Nu de klant steeds nadrukkelijker vraagt naar milieuvriendelijke oplossingen zoals duurzame verpakkingen, is het voor bedrijven zowel economisch als ethisch interessant om met die wens mee te bewegen. Niet in de laatste plaats omdat er in de toekomst mogelijk boetes of andere heffingen moeten worden betaald voor de productie van schadelijke verpakkingen. 

Toch blijkt in de praktijk dat het nog niet zo eenvoudig is om over te stappen. Dit omdat dit enkele grote organisatorisch veranderingen teweegbrengt. Hieronder schets ik drie grote valkuilen en hoe die omzeild kunnen worden. 

1. De organisatie is niet overtuigd

Veel bedrijven hebben een bestaande verpakkingslijn en werken met leveranciers waar ze al jaren mee samenwerken. Het heeft nogal impact om dit proces aan te passen. Om nog maar te zwijgen over kostenopbouw en logistieke kwesties. 

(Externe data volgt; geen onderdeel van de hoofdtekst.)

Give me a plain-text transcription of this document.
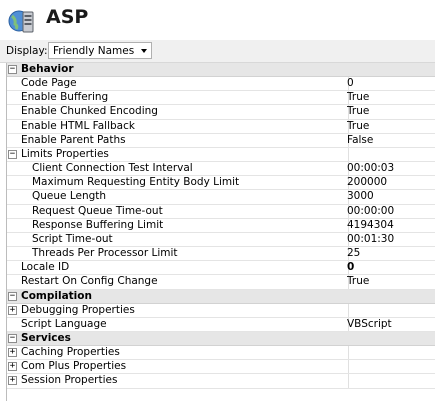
ASP
Display: Friendly Names
− Behavior
Code Page	0
Enable Buffering	True
Enable Chunked Encoding	True
Enable HTML Fallback	True
Enable Parent Paths	False
− Limits Properties
Client Connection Test Interval	00:00:03
Maximum Requesting Entity Body Limit	200000
Queue Length	3000
Request Queue Time-out	00:00:00
Response Buffering Limit	4194304
Script Time-out	00:01:30
Threads Per Processor Limit	25
Locale ID	0
Restart On Config Change	True
− Compilation
+ Debugging Properties
Script Language	VBScript
− Services
+ Caching Properties
+ Com Plus Properties
+ Session Properties
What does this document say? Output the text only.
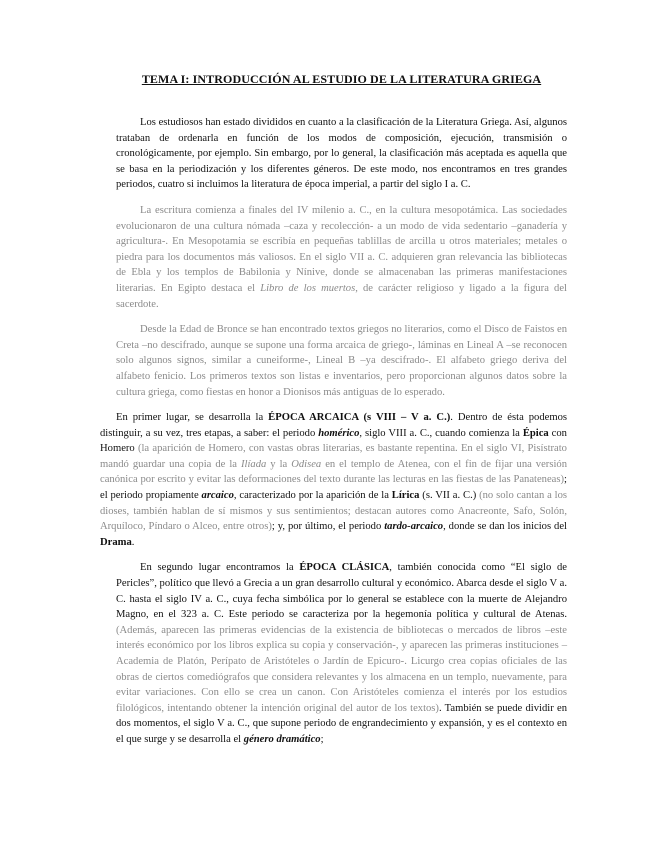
TEMA I: INTRODUCCIÓN AL ESTUDIO DE LA LITERATURA GRIEGA

Los estudiosos han estado divididos en cuanto a la clasificación de la Literatura Griega. Así, algunos trataban de ordenarla en función de los modos de composición, ejecución, transmisión o cronológicamente, por ejemplo. Sin embargo, por lo general, la clasificación más aceptada es aquella que se basa en la periodización y los diferentes géneros. De este modo, nos encontramos en tres grandes periodos, cuatro si incluimos la literatura de época imperial, a partir del siglo I a. C.

La escritura comienza a finales del IV milenio a. C., en la cultura mesopotámica. Las sociedades evolucionaron de una cultura nómada –caza y recolección- a un modo de vida sedentario –ganadería y agricultura-. En Mesopotamia se escribía en pequeñas tablillas de arcilla u otros materiales; metales o piedra para los documentos más valiosos. En el siglo VII a. C. adquieren gran relevancia las bibliotecas de Ebla y los templos de Babilonia y Nínive, donde se almacenaban las primeras manifestaciones literarias. En Egipto destaca el Libro de los muertos, de carácter religioso y ligado a la figura del sacerdote.

Desde la Edad de Bronce se han encontrado textos griegos no literarios, como el Disco de Faistos en Creta –no descifrado, aunque se supone una forma arcaica de griego-, láminas en Lineal A –se reconocen solo algunos signos, similar a cuneiforme-, Lineal B –ya descifrado-. El alfabeto griego deriva del alfabeto fenicio. Los primeros textos son listas e inventarios, pero proporcionan algunos datos sobre la cultura griega, como fiestas en honor a Dionisos más antiguas de lo esperado.

En primer lugar, se desarrolla la ÉPOCA ARCAICA (s VIII – V a. C.). Dentro de ésta podemos distinguir, a su vez, tres etapas, a saber: el periodo homérico, siglo VIII a. C., cuando comienza la Épica con Homero (la aparición de Homero, con vastas obras literarias, es bastante repentina. En el siglo VI, Pisístrato mandó guardar una copia de la Ilíada y la Odisea en el templo de Atenea, con el fin de fijar una versión canónica por escrito y evitar las deformaciones del texto durante las lecturas en las fiestas de las Panateneas); el periodo propiamente arcaico, caracterizado por la aparición de la Lírica (s. VII a. C.) (no solo cantan a los dioses, también hablan de sí mismos y sus sentimientos; destacan autores como Anacreonte, Safo, Solón, Arquíloco, Píndaro o Alceo, entre otros); y, por último, el periodo tardo-arcaico, donde se dan los inicios del Drama.

En segundo lugar encontramos la ÉPOCA CLÁSICA, también conocida como “El siglo de Pericles”, político que llevó a Grecia a un gran desarrollo cultural y económico. Abarca desde el siglo V a. C. hasta el siglo IV a. C., cuya fecha simbólica por lo general se establece con la muerte de Alejandro Magno, en el 323 a. C. Este periodo se caracteriza por la hegemonía política y cultural de Atenas. (Además, aparecen las primeras evidencias de la existencia de bibliotecas o mercados de libros –este interés económico por los libros explica su copia y conservación-, y aparecen las primeras instituciones –Academia de Platón, Perípato de Aristóteles o Jardín de Epicuro-. Licurgo crea copias oficiales de las obras de ciertos comediógrafos que considera relevantes y los almacena en un templo, nuevamente, para evitar variaciones. Con ello se crea un canon. Con Aristóteles comienza el interés por los estudios filológicos, intentando obtener la intención original del autor de los textos). También se puede dividir en dos momentos, el siglo V a. C., que supone periodo de engrandecimiento y expansión, y es el contexto en el que surge y se desarrolla el género dramático;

De eerste stap die bedrijven kunnen nemen, is in gesprek gaan over hoe je producten dan anders kunt verpakken. Begin het gesprek niet met een leverancier, maar vraag vooral eerst wat de klant eigenlijk wil. Ga vervolgens het gesprek aan binnen de keten en kijk of er andere manieren zijn om het product bij de eindgebruiker te krijgen. 

Bedrijven moeten eigenlijk iemand aanwijzen, de ‘sustainable guardian’. Dit is iemand die naar het grotere plaatje kijkt. Dat kan gewoon iemand zijn met een bestaande functie, zolang het maar iemand is die verantwoordelijkheid neemt, de juiste mensen aan tafel weet te krijgen en het managementteam weet te overtuigen.

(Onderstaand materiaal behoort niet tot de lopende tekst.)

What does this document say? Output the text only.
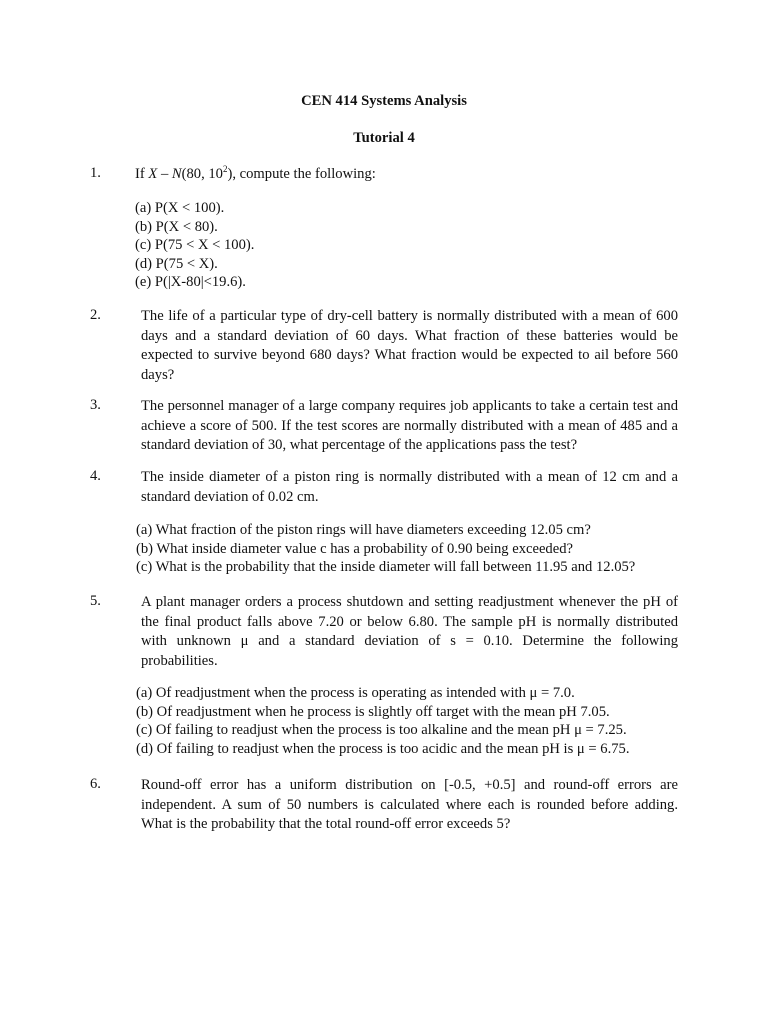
CEN 414 Systems Analysis
Tutorial 4
1. If X – N(80, $10^2$), compute the following:
(a) P(X < 100).
(b) P(X < 80).
(c) P(75 < X < 100).
(d) P(75 < X).
(e) P(|X-80|<19.6).
2.	The life of a particular type of dry-cell battery is normally distributed with a mean of 600 days and a standard deviation of 60 days. What fraction of these batteries would be expected to survive beyond 680 days? What fraction would be expected to ail before 560 days?
3.	The personnel manager of a large company requires job applicants to take a certain test and achieve a score of 500. If the test scores are normally distributed with a mean of 485 and a standard deviation of 30, what percentage of the applications pass the test?
4.	The inside diameter of a piston ring is normally distributed with a mean of 12 cm and a standard deviation of 0.02 cm.
(a) What fraction of the piston rings will have diameters exceeding 12.05 cm?
(b) What inside diameter value c has a probability of 0.90 being exceeded?
(c) What is the probability that the inside diameter will fall between 11.95 and 12.05?
5.	A plant manager orders a process shutdown and setting readjustment whenever the pH of the final product falls above 7.20 or below 6.80. The sample pH is normally distributed with unknown μ and a standard deviation of s = 0.10. Determine the following probabilities.
(a) Of readjustment when the process is operating as intended with μ = 7.0.
(b) Of readjustment when he process is slightly off target with the mean pH 7.05.
(c) Of failing to readjust when the process is too alkaline and the mean pH μ = 7.25.
(d) Of failing to readjust when the process is too acidic and the mean pH is μ = 6.75.
6.	Round-off error has a uniform distribution on [-0.5, +0.5] and round-off errors are independent. A sum of 50 numbers is calculated where each is rounded before adding. What is the probability that the total round-off error exceeds 5?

Een verandering ontstaat pas echt als de directeur of het managementteam een ontwikkelde visie omarmt. Dat vergt vaak lef en sterk leiderschap. Niet alles zal namelijk bij voorbaat al omlijnd zijn en kunnen worden doorgerekend. Toch zijn de meest succesvolle bedrijven gestoeld op een sterke visie, juist ook op gebied van duurzaamheid, en de tering naar de nering zetten.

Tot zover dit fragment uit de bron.